Pas de retour immédiat à la vie normale
Clairement, on peut affirmer que le retour à une vie normale ne sera pas instantané. Les experts s’accordent à dire que, par mesure de précaution, et dans un premier temps, il faudra maintenir les mesures de distanciation sociale, port du masque, lavage des mains et autres, en vigueur depuis plusieurs mois.
Quant à savoir si, une fois vacciné, on ne devrait plus être porteur et transmettre le virus, "en théorie, si l’on se base sur les connaissances en immunologie, oui, on ne devrait en effet plus transmettre le virus, dit Muriel Moser, spécialiste en immunobiologie à l’ULB. Mais encore faut-il le prouver. Cela dit, c’est quand même fort probable si l’on observe la concentration d’anticorps et la réponse immunitaire des personnes vaccinées ; c’est remarquable".
9. Faut-il craindre d’éventuels effets secondaires ?
S’il est évidemment trop tôt pour évoquer d’éventuels effets indésirables sur le long terme, les essais n’indiquent aucun signe alarmant. Pour ce qui est des effets secondaires immédiats, ils sont, dans la toute grande majorité des cas, similaires à ceux provoqués par d’autres vaccins. Localement, certains participants ont éprouvé des douleurs et des rougeurs au site d’injection. Au niveau systémique, on a recensé de la fatigue, des raideurs musculaires, des maux de tête, des douleurs musculaires et plus rarement (10 % des cas) de la fièvre (plus de 38,9 °C). S’ils peuvent certes s’avérer désagréables, ces effets secondaires ne nécessitent pas de prise en charge médicale et disparaissent en quelques jours. Si les effets secondaires demeurent limités, la prudence reste toutefois de mise chez les femmes enceintes et les personnes ayant des réactions allergiques sévères aux vaccins ou à certains médicaments.

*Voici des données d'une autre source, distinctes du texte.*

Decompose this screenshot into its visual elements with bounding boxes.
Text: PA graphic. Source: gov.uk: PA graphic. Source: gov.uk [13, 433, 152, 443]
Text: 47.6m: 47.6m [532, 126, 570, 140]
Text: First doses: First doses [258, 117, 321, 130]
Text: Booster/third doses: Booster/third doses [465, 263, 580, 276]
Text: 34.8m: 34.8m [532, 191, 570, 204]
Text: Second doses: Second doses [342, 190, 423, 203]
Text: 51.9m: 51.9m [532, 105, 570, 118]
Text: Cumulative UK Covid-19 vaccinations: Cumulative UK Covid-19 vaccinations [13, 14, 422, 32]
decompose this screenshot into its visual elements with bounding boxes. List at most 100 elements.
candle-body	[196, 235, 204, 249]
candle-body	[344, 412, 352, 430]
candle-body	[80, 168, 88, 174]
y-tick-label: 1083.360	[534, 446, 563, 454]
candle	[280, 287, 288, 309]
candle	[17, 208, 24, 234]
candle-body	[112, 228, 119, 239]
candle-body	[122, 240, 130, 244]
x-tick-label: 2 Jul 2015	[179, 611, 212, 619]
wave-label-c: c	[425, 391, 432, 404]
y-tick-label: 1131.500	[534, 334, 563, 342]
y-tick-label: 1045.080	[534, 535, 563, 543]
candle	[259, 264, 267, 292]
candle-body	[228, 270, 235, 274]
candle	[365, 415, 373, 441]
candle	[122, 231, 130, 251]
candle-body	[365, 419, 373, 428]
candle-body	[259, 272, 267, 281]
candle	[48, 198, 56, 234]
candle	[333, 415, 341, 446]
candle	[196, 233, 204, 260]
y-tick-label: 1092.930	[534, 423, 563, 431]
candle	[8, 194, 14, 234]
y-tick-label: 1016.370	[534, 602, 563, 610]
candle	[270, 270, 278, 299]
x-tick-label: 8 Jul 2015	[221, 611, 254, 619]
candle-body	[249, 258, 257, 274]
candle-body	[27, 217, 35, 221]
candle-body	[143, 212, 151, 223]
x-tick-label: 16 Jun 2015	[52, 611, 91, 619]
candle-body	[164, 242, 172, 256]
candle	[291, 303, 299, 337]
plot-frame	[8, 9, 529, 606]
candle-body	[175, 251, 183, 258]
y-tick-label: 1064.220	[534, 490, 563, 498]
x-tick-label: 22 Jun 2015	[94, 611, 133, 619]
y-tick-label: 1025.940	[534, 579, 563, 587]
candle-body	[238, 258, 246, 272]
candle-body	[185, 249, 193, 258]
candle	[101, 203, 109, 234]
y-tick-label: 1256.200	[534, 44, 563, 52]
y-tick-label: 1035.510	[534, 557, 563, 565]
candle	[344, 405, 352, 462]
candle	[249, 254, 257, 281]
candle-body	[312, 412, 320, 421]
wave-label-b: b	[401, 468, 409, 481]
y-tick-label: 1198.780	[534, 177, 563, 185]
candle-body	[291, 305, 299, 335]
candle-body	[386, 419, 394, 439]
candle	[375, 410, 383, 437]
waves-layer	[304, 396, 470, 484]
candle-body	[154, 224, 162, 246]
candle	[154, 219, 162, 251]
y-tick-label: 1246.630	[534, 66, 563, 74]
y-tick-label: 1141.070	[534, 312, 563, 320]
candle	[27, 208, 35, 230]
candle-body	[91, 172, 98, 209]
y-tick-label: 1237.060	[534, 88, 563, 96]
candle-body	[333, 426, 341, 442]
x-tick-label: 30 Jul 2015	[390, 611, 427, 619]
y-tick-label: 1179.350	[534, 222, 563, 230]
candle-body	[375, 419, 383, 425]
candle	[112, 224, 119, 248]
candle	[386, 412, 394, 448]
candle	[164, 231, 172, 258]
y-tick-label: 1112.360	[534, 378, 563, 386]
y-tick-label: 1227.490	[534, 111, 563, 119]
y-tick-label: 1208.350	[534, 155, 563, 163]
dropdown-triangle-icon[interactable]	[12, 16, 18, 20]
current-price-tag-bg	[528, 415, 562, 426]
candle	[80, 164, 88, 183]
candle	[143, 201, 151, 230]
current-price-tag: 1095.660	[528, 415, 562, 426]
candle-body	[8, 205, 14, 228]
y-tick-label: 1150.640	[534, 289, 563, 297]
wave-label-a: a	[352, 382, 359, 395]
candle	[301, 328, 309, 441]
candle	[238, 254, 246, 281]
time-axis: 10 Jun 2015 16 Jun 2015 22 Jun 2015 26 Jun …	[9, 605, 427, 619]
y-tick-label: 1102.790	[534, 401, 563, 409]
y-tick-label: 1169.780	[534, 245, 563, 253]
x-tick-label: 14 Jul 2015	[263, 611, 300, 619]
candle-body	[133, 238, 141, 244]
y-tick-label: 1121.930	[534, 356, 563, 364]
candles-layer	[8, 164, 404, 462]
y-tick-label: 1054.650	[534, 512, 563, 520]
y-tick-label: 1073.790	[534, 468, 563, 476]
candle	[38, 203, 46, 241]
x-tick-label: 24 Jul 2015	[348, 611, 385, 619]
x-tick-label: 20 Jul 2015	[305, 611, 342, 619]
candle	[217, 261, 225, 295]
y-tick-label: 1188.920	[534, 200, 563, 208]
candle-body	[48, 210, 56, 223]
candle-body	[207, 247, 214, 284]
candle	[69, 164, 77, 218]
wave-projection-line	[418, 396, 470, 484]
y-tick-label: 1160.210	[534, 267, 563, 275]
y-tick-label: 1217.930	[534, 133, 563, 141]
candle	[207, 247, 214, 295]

10. Pourra-t-on choisir le vaccin que l’on se fera inoculer ?
Aujourd’hui, la question ne se pose pas vraiment. Seul le vaccin développé par Pfizer/BioNTech sera administré lors de cette première phase de la campagne. Mais, déjà, plusieurs autres firmes ont reçu les commandes de la Belgique et devraient être disponibles quand il s’agira de vacciner une plus grande partie de la population. Avec, d’emblée, la question du choix. En effet, chaque vaccin présente ses particularités, soulevant de nombreuses questions. La fuite sur les prix des différentes doses révélée par la secrétaire d’État au Budget, Eva De Bleeker (Open VLD), a également attiré l’attention sur les grandes différences de prix entre les vaccins.
Le citoyen aura-t-il dès lors le choix ? "C’est très difficile à dire pour le moment mais il est possible que, plus tard, certains vaccins soient proposés à certains publics, selon les caractéristiques du produit qui serait plus adapté", explique Jean-Michel Dogné, en prenant l’exemple des personnes âgées et des femmes enceintes. Pas question actuellement d’envisager un choix "au hasard", seulement la seule décision du patient. "Mais cela va aussi fortement dépendre de l’approvisionnement et des doses disponibles."